More encouraging news for those involved in selling houses came from the surveyors' body RICS today with the release of its latest housing market survey.
The survey adds further weight to the argument that the catastrophic collapse in house prices has been arrested, with the balance between surveyors reporting falls in prices and those reporting rises becoming less negative.
Although the balance in favour of surveyors reporting prices falls is still large, a look at the survey in more detail does show that the scale of price falls has reduced, with far fewer surveyors reporting large price drops.
The survey also suggests that there is greater interest from buyers, with an increase over the past five months in the numbers of buyer inquiries. While this does fit with other evidence relating to mortgage approvals, a health warning is necessary with this figure with regard to potential survivor bias.

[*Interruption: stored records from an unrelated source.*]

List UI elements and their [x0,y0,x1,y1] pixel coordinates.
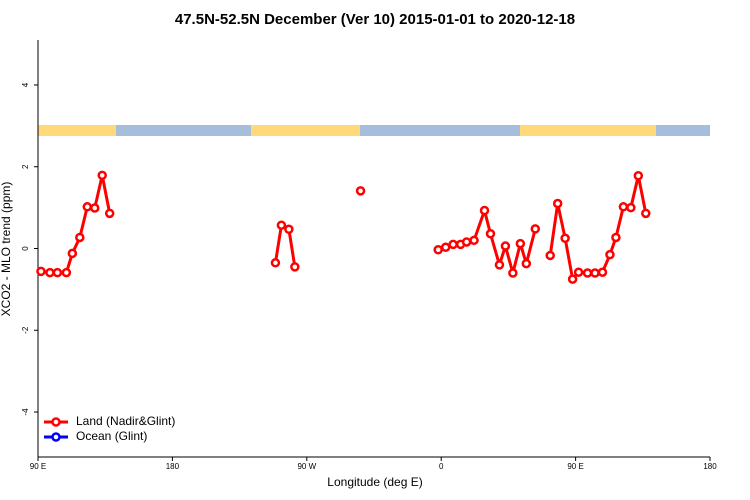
data-point [500,241,511,251]
data-point [494,260,505,270]
data-point [590,268,600,278]
data-point [641,208,651,219]
data-point [508,268,518,278]
legend-marker [51,417,61,427]
x-tick-label: 90 W [297,462,316,471]
data-point [626,202,636,213]
data-point [104,208,115,219]
data-point [479,205,490,216]
data-point [440,242,451,253]
x-tick-label: 180 [166,462,180,471]
y-tick-label: 4 [21,82,30,87]
data-point [45,267,55,278]
data-point [618,202,629,212]
data-point [276,220,287,230]
y-tick-label: -2 [21,326,30,334]
data-point [485,229,496,239]
data-point [290,262,300,272]
data-point [552,198,563,209]
data-point [82,202,93,212]
legend-marker [51,432,61,442]
data-point [97,170,107,181]
y-tick-label: 2 [21,164,30,169]
x-tick-label: 90 E [567,462,583,471]
data-point [567,274,578,284]
data-point [605,249,615,260]
data-point [597,267,608,277]
x-tick-label: 0 [439,462,444,471]
data-point [284,224,294,235]
data-point [469,235,479,246]
x-tick-label: 180 [703,462,717,471]
land-ocean-strip [38,125,710,136]
legend-label: Land (Nadir&Glint) [76,414,175,428]
chart-title: 47.5N-52.5N December (Ver 10) 2015-01-01… [175,11,575,28]
data-point [545,250,555,261]
data-point [67,248,78,259]
x-axis-label: Longitude (deg E) [327,475,422,489]
data-point [560,233,570,244]
data-point [355,186,366,196]
y-tick-label: 0 [21,246,30,251]
data-point [61,267,72,278]
legend-label: Ocean (Glint) [76,429,147,443]
series-line [40,173,648,281]
data-point [36,266,46,277]
data-point [52,267,63,278]
data-point [89,203,100,213]
data-point [611,232,621,243]
data-point [573,267,584,277]
y-axis-label: XCO2 - MLO trend (ppm) [0,182,13,317]
data-point [633,170,644,181]
data-point [270,258,281,268]
data-point [515,238,526,249]
x-tick-label: 90 E [30,462,46,471]
data-point [75,232,85,243]
data-point [433,244,443,255]
data-point [530,224,541,234]
y-tick-label: -4 [21,408,30,416]
data-point [521,258,532,269]
data-point [461,237,472,247]
data-point [448,239,458,250]
data-point [582,268,593,278]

The survey measures the inquiries received by existing surveyors. There are fewer estate agents on the high street, so one might expect a rise in inquiries for those who have survived whether there had been an increase in activity in the market or not.
Leaving that technical point aside the clear picture is one of greater calm, even if prices are continuing to slide.

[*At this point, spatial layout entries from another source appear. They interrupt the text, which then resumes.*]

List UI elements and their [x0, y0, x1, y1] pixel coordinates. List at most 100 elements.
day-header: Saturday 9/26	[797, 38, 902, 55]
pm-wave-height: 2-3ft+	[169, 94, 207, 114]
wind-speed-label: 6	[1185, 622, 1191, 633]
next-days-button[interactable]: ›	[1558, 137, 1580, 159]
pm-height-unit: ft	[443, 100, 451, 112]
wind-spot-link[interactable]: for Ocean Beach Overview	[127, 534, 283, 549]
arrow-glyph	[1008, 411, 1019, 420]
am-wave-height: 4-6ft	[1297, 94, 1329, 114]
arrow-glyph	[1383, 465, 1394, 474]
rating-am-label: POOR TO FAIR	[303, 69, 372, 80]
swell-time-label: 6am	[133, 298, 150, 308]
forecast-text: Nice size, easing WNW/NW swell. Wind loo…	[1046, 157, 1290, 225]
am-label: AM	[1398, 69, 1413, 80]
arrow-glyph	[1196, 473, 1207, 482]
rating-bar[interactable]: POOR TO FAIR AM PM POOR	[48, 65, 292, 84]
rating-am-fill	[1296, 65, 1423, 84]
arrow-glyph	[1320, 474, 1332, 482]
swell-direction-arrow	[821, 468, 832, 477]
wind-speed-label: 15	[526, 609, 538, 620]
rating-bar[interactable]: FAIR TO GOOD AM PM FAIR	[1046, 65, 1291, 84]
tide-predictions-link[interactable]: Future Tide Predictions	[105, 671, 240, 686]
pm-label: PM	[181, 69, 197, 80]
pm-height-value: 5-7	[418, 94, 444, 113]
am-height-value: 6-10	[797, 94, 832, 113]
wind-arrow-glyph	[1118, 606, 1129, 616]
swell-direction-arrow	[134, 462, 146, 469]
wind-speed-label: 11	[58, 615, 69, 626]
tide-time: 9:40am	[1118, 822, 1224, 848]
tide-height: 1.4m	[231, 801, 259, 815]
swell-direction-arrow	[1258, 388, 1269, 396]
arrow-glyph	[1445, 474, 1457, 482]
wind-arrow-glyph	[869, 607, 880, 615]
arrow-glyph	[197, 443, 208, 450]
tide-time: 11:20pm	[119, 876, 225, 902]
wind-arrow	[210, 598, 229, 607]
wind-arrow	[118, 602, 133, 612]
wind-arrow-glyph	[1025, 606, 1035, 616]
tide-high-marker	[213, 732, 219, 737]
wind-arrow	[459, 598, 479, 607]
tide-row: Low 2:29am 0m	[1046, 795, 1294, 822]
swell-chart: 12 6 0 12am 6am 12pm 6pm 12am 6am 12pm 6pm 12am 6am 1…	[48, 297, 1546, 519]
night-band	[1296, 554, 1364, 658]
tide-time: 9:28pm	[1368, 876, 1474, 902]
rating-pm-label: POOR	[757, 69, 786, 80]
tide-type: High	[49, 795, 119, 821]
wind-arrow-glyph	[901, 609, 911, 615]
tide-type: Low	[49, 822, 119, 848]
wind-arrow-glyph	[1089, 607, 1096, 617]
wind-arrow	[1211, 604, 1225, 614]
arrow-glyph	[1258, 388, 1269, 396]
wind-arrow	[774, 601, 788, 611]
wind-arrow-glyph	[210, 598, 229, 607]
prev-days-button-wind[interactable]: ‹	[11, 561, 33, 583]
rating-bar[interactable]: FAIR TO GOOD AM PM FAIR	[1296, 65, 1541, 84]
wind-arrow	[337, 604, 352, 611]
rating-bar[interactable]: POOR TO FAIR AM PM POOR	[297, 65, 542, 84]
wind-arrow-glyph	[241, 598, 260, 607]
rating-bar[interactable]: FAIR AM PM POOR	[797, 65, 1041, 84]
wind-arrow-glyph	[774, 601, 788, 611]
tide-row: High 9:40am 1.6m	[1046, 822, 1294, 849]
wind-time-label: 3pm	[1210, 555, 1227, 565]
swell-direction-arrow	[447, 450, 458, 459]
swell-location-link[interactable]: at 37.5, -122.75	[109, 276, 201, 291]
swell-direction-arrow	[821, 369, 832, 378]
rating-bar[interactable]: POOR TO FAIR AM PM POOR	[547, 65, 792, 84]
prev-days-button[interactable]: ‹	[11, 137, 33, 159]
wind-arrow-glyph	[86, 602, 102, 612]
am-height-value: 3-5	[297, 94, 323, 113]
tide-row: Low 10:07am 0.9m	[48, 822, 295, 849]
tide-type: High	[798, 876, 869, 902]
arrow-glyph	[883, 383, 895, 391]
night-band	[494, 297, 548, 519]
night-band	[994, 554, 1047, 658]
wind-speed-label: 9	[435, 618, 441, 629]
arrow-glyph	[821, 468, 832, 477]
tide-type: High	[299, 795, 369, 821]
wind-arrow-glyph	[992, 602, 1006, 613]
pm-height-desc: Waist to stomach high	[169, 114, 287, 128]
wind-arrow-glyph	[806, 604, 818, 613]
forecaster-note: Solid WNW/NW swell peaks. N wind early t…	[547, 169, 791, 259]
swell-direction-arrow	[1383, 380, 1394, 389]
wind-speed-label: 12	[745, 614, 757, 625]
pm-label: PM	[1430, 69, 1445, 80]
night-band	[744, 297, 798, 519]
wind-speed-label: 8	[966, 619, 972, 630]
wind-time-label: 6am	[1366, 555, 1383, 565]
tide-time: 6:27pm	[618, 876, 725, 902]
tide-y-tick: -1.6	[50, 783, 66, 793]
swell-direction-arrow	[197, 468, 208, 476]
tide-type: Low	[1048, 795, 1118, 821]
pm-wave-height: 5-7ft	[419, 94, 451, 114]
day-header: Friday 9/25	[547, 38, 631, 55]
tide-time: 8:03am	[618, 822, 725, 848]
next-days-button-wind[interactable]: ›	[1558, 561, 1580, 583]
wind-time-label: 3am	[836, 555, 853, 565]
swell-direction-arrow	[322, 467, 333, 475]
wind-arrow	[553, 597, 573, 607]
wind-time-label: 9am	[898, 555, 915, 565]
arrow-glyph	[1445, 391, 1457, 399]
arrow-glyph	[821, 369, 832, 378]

Given the level of Government intervention in the market and the emergency interest rate set by the Bank of England it would be seriously worrying if the housing market had not responded to some degree.
The real question is whether this is a temporary or a permanent check on the pace of decline in the market.
The big unknown haunting the market is the impact unemployment may have. Historically it has been a huge factor driving down prices, but while history has a habit of repeating itself it need not necessarily.
That said some worrying findings from the US suggest that unemployment and a drop in prices is more likely to lead to a foreclosure (repossession) than high interest rates.
I haven't yet had a chance to read the full discussion paper from the Federal Reserve Bank of Boston and frankly it is rather technical in places, but I have linked to it for those with an interest.
However, here is a paragraph from the abstract: "An important implication of our analysis is that policies designed to reduce foreclosures should focus on ameliorating the immediate effects of job loss and other adverse life events, rather than modifying loans to make them more 'affordable' on a long-term basis."
Now the US and UK residential markets are different and it is certainly not just repossessions that will define the market price of a UK house, but it would be silly to ignore warning signals.
Until the impact of rising unemployment on the housing market becomes clearer in the coming months, it would seem wise to accept as significant the risk that there will be a rise in the downward pressure on house prices.
It is worth adding, though, that does not necessarily mean that there will be a significant rise in the downward pressure on house building. The numbers game played by developers rests on the assumptions they make and at this stage of the game I suspect they are cautious.
So, to answer the above question, it looks as if we will have to wait and see if the housing market is out of the woods, or if it is just in a clearing in the forest.